Other than stew, not many foods are intentionally made to be eaten the next day. Nobody ever said "yesterday's is best!" But there is no reason to just reheat yesterday's food and hope it's still "kind of okay enough." When you've got some of yesterday's food, you have the key to today's creative and completely new casserole. Here are five recipes to prove it.
Leftover and Casseroles Are a Classic Match
Leftovers and casseroles are a classic match, for good reason. Yesterday's foods can easily dry out a bit, and a casserole is great way to solve that problem with a few key ingredients. Yesterday's mashed potatoes are no longer a gluey side. Today they are softened with cream and used as the base for a loaded baked potato casserole or the topping for a fragrant, Turkish-style shepherd's pie.
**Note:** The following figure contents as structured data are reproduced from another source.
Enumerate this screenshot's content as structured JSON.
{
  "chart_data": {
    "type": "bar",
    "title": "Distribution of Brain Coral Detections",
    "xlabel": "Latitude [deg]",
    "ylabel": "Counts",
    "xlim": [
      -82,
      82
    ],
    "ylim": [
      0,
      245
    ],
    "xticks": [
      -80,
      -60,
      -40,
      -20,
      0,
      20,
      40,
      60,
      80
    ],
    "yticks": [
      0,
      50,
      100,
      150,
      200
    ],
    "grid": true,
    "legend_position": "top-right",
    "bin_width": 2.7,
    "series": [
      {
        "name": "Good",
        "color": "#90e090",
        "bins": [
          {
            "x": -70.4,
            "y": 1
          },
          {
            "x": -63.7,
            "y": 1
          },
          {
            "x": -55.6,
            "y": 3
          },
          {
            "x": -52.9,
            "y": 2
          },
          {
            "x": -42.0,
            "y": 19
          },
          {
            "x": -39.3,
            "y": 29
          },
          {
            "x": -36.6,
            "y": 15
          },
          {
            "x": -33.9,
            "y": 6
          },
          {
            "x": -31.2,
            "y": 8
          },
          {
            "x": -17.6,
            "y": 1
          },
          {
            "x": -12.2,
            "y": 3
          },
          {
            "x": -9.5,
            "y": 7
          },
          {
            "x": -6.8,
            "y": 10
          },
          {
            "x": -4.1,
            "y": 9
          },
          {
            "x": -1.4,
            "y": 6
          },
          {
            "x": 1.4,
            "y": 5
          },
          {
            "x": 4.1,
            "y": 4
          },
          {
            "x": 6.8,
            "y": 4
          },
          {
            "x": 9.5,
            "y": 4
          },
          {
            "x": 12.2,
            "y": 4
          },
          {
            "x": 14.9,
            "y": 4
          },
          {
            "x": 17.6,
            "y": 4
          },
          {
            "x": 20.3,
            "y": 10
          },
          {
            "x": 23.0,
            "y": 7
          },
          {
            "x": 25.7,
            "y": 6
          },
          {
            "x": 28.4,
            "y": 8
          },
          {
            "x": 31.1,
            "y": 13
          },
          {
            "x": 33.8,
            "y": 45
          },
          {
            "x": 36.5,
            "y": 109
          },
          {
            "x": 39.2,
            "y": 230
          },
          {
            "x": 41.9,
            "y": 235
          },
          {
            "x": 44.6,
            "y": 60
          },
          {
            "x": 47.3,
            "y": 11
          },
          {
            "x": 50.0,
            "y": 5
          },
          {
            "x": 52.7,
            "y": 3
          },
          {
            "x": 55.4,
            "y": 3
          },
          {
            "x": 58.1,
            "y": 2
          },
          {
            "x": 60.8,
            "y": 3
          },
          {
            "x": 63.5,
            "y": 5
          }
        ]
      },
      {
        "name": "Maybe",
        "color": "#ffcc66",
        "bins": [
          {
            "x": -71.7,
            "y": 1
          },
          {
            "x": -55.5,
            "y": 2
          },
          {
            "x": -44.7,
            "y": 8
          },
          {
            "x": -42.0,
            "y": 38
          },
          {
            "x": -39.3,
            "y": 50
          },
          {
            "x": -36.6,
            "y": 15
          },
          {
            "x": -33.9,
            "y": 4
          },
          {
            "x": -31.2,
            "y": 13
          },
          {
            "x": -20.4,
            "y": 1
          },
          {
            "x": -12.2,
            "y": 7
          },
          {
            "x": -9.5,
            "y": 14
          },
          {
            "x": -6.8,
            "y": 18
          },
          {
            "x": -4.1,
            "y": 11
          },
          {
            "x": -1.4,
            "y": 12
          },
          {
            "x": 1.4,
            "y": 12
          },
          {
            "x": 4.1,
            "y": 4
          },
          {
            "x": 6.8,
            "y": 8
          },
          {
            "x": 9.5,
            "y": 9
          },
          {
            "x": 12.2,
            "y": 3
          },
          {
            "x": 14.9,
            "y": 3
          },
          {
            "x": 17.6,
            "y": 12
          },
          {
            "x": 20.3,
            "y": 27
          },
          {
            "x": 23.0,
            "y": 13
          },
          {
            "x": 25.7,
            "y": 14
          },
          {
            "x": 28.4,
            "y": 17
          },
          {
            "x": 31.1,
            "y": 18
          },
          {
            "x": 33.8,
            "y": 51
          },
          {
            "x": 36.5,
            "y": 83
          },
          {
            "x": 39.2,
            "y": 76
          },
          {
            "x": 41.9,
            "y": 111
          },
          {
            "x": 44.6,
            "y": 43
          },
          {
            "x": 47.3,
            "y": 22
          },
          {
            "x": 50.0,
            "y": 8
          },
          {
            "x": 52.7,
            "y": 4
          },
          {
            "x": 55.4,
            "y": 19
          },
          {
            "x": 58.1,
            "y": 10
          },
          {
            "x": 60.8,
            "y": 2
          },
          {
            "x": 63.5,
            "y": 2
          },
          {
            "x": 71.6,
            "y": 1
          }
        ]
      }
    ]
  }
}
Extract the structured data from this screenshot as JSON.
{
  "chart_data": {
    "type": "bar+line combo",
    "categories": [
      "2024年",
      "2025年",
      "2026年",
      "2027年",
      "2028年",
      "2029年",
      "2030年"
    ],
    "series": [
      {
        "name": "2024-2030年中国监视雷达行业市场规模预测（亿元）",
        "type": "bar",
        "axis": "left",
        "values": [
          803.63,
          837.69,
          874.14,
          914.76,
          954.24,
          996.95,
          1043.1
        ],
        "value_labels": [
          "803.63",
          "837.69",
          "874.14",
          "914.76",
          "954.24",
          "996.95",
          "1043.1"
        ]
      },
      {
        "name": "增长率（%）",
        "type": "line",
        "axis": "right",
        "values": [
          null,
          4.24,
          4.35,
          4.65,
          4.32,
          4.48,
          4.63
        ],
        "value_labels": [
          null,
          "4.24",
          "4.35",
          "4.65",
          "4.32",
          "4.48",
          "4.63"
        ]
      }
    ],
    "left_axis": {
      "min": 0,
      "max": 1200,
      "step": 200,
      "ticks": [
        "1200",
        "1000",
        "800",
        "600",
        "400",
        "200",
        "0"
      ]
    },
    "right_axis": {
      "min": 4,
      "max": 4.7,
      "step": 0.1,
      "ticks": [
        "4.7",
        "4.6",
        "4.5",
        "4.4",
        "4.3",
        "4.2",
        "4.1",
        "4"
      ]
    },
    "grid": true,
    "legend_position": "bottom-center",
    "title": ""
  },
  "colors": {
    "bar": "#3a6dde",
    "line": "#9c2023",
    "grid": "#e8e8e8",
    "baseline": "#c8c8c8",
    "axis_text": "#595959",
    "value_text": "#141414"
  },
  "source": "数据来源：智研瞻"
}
Dry Leftovers Are a Sponge for New Flavors
A casserole, as a form and as a strategy, can do far more. It's a way to revive food. How? It takes advantage of the dryness that happens naturally, and it's a wonderful platform to explore flavors from different cuisines. Baked potatoes, mashed potatoes, pasta, bread — they all love liquids and fats. Leftover pasta from Monday's red sauce dinner get transformed in a Greek pasta bake wrapped up in a creamy bechamel. Stale bread and an extra batch of caramelized onions turns into a vegetarian French onion soup, and a few leftover pieces of cornbread are the crispy topping to a pumpkin and pork casserole with strong Tex-Mex flavors.